La doctora Sarquella con María en brazos. Detrás, los padres de la pequeña y su hermano Mateo
La doctora Sarquella con María en brazos. Detrás, los padres de la pequeña y su hermano Mateo - EFE

Operación pionera para liberar a un bebé de solo 1,3 kilos de una taquicardia grave que le impedía vivir

Especialistas del Hospital Sant Joan de Déu le praticaron una ablación cardíaca, la primera en el mundo realizada a un lactante de tan poco peso

BARCELONAActualizado:

Con solo 20 semanas de vida, María sufría una disfunción cardíaca congénita que comprometía su existencia. Ningún fármaco administrado a su madre, vía placenta, lograba detener la taquicardia incesante que padecía, y cada día que pasaba sus posibilidades de nacer con vida eran más remotas.

Por este motivo, en el Hospital Miguel Servet de Zaragoza -ciudad en la que reside su familia- le provocaron el parto a la semana 30 de gestación, momento en el que el bebé era ya viable. De forma inmediata, trasladaron a Raquel, la madre, y a su pequeña a la Unidad de Arritmias del Hospital Sant Joan de Déu de Barcelona, centro de referencia en el tratamiento de esta disfunción severa en niños. Allí, un equipo dirigido por el doctor Josep Brugada y la doctora Georgia Sarquella, le practicaron a la pequeña una ablación cardíaca de urgencia, logrando que su diminuto corazón recuperará el compás.

El doble de pulsaciones por minuto

Con solo 1.310 gramos de peso, María se convirtió en la paciente más pequeña del mundo en ser sometida a esta intervención que consiste en abrasar la zona del corazón en la que se encuentra la disfunción para recuperar el ritmo normal de latidos.

La pequeña padecía hasta 300 pulsaciones por minuto en el interior del útero materno, cuando lo normal son aproximadamente 150, según ha informado durante la presentación de la intervención el cardiólogo Josep Brugada.

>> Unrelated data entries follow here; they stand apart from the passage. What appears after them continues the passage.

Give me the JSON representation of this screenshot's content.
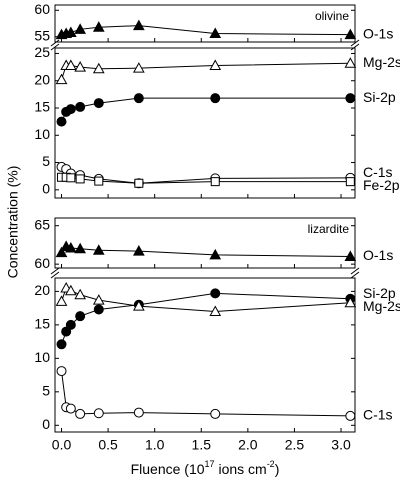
{
  "chart_data": [
    {
      "type": "line",
      "annotation": "olivine",
      "x": [
        0,
        0.05,
        0.1,
        0.2,
        0.4,
        0.83,
        1.65,
        3.1
      ],
      "ylim_upper": [
        54,
        61
      ],
      "yticks_upper": [
        55,
        60
      ],
      "ylim": [
        -1.5,
        26
      ],
      "yticks": [
        0,
        5,
        10,
        15,
        20,
        25
      ],
      "series": [
        {
          "name": "O-1s",
          "color": "#000000",
          "marker": "triangle",
          "filled": true,
          "axis": "upper",
          "values": [
            55.4,
            55.6,
            55.8,
            56.4,
            56.8,
            57.1,
            55.6,
            55.4
          ]
        },
        {
          "name": "Mg-2s",
          "color": "#000000",
          "marker": "triangle",
          "filled": false,
          "axis": "lower",
          "values": [
            20.2,
            22.8,
            22.8,
            22.5,
            22.2,
            22.3,
            22.8,
            23.2
          ]
        },
        {
          "name": "Si-2p",
          "color": "#000000",
          "marker": "circle",
          "filled": true,
          "axis": "lower",
          "values": [
            12.5,
            14.3,
            14.8,
            15.2,
            15.9,
            16.8,
            16.8,
            16.8
          ]
        },
        {
          "name": "C-1s",
          "color": "#000000",
          "marker": "circle",
          "filled": false,
          "axis": "lower",
          "values": [
            4.2,
            3.8,
            3.0,
            2.7,
            2.0,
            1.2,
            2.1,
            2.2
          ]
        },
        {
          "name": "Fe-2p",
          "color": "#000000",
          "marker": "square",
          "filled": false,
          "axis": "lower",
          "values": [
            2.3,
            2.3,
            2.2,
            2.0,
            1.6,
            1.2,
            1.5,
            1.5
          ]
        }
      ]
    },
    {
      "type": "line",
      "annotation": "lizardite",
      "x": [
        0,
        0.05,
        0.1,
        0.2,
        0.4,
        0.83,
        1.65,
        3.1
      ],
      "ylim_upper": [
        59.5,
        66
      ],
      "yticks_upper": [
        60,
        65
      ],
      "ylim": [
        -1,
        22
      ],
      "yticks": [
        0,
        5,
        10,
        15,
        20
      ],
      "series": [
        {
          "name": "O-1s",
          "color": "#000000",
          "marker": "triangle",
          "filled": true,
          "axis": "upper",
          "values": [
            61.5,
            62.3,
            62.1,
            62.0,
            61.8,
            61.7,
            61.2,
            61.0
          ]
        },
        {
          "name": "Si-2p",
          "color": "#000000",
          "marker": "circle",
          "filled": true,
          "axis": "lower",
          "values": [
            12.1,
            14.0,
            15.0,
            16.3,
            17.3,
            18.0,
            19.7,
            18.9
          ]
        },
        {
          "name": "Mg-2s",
          "color": "#000000",
          "marker": "triangle",
          "filled": false,
          "axis": "lower",
          "values": [
            18.5,
            20.5,
            20.1,
            19.5,
            18.7,
            17.8,
            17.0,
            18.3
          ]
        },
        {
          "name": "C-1s",
          "color": "#000000",
          "marker": "circle",
          "filled": false,
          "axis": "lower",
          "values": [
            8.1,
            2.7,
            2.5,
            1.7,
            1.8,
            1.9,
            1.7,
            1.4
          ]
        }
      ]
    }
  ],
  "xlim": [
    -0.07,
    3.15
  ],
  "xticks": [
    {
      "value": 0,
      "label": "0.0"
    },
    0.5,
    {
      "value": 1,
      "label": "1.0"
    },
    1.5,
    {
      "value": 2,
      "label": "2.0"
    },
    2.5,
    {
      "value": 3,
      "label": "3.0"
    }
  ],
  "y_label": "Concentration (%)",
  "x_label": [
    "Fluence (10",
    "17",
    " ions cm",
    "-2",
    ")"
  ]
}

Vena de menos de un milímetro

La pequeña fue operada con éxito el día 4 de enero. La intervención, que duró unos 20 minutos, requirió la introducción de un catéter por la diminuta vena femoral de la niña, de menos de un milímetro, que dirigieron hacia la parte izquierda del corazón, de menos de dos centímetros, donde estaba la «vía accesoria» causante de la disfunción. Una vez allí, a través del catéter, «abrasaron la zona con calor» y cerraron el paso que causaba el aumento de las pulsaciones.

Transcurrido un mes y medio desde la operación, la tranquilidad ha vuelto a la familia de la pequeña, originaria de Zaragoza. «Me quedo con el momento en que acabó la operación y mi marido y yo nos abrazamos con los doctores llorando. Eso hace olvidar toda la angustia anterior», ha señalado en declaraciones a ABC la madre de la pequeña.